GRAMPOLÂNDIA PANTANEIRA

TJ dá 30 dias para MPE concluir investigação contra promotores envolvidos em esquema

Fernanda Nazário
Única News

(Foto: TJ-MT)

O desembargador do Tribunal de Justiça de Mato Grosso (TJ), Orlando Perri, deu prazo de 30 dias para que o Ministério Público (MPE) termine as investigações de três procedimentos contra promotores suspostamente envolvidos no esquema de escutas telefônicas ilegais, que ficou conhecido como a "Grampolândia Pantaneira".

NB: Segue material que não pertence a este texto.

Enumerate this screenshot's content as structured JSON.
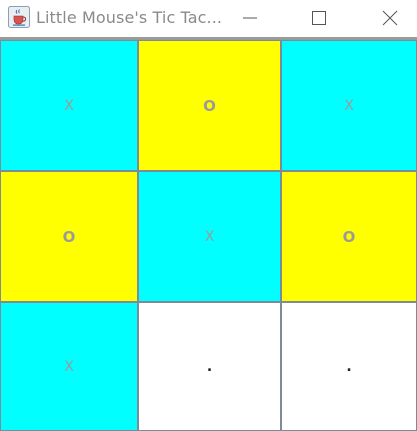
{
  "window": {
    "title": "Little Mouse's Tic Tac...",
    "icon": "java-cup-icon",
    "controls": {
      "minimize": "minimize-icon",
      "maximize": "maximize-icon",
      "close": "close-icon"
    }
  },
  "board": {
    "colors": {
      "cyan": "#00FFFF",
      "yellow": "#FFFF00",
      "white": "#FFFFFF",
      "mark": "#9A9A9A"
    },
    "cells": [
      {
        "mark": "X",
        "color": "cyan"
      },
      {
        "mark": "O",
        "color": "yellow"
      },
      {
        "mark": "X",
        "color": "cyan"
      },
      {
        "mark": "O",
        "color": "yellow"
      },
      {
        "mark": "X",
        "color": "cyan"
      },
      {
        "mark": "O",
        "color": "yellow"
      },
      {
        "mark": "X",
        "color": "cyan"
      },
      {
        "mark": ".",
        "color": "white"
      },
      {
        "mark": ".",
        "color": "white"
      }
    ]
  }
}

Perri ainda negou o pedido do procurador de justiça Domingos Sávio de Barros Arruda, coordenador do Núcleo de Ações de Competência Originária (Naco) Criminal, de tirar os três Procedimentos Investigatórios Criminais (PICs) dos autos da notícia-crime, formulada pela Ordem dos Advogados do Brasil – Seccional Mato Grosso (OAB-MT) em desfavor dos promotores.

Savio alega no pedido que os três PICs não guardam relação entre si, pois, segundo ele, cada procedimento se refere a um fato específico e delimitado, não possuindo conexão. “A única circunstância que os aproxima é o fato de todos, a um só tempo, terem sido noticiados pela OAB/MT”, acredita o procurador.

Para Perri, a almejada separação busca, na realidade, excluir a participação da OAB nas investigações. Ao rejeitar o pedido de Savio, o desembargador lembrou que o procurador não foi o único a tentar, de certa forma, desmembrar as apurações. Antes, o MPE requereu o arquivamento da Notícia-Crime, no entanto, o Pleno do TJ, em decisão proferida em julho de 2017, rejeitou, à unanimidade, o pedido de arquivamento.

O desembargador critica o pedido de Sávio e diz que a participação da OAB assegura o controle das investigações. ‘O pedido de “desapensamento” mascara, na verdade, reiteração do pedido de arquivamento da notícia-crime”, diz Perri, que por fim, determina o prazo de 30 dias para conclusão das investigações envolvendo os três PICs, ‘especialmente diante do longo tempo que já perdura a apuração dos fatos’.

O esquema

O caso veio à tona em 2017, na gestão Pedro Taques, por interceptação de políticos, jornalistas e advogados, entre 2014 e 2017.

As investigações apontaram que os membros da Polícia Militar aproveitaram uma investigação relacionada ao tráfico de drogas na região de Cáceres (a 250 km de Cuiabá), para inserir números telefônicos de políticos adversários ao governo, médicos, advogados, parlamentares, jornalistas, servidores públicos e até desembargador aposentado de Mato Grosso, em um pedido de quebra de sigilo.

O requerimento para as interceptações teria sido encaminhado ao MPE, que por sua vez formalizou a solicitação à Justiça estadual. A autorização teria partido do juiz Jorge Alexandre Martins Ferreira, que não teria tido conhecimento de que nem todos os números relacionados pela PM estavam relacionados com o crime tratado no processo.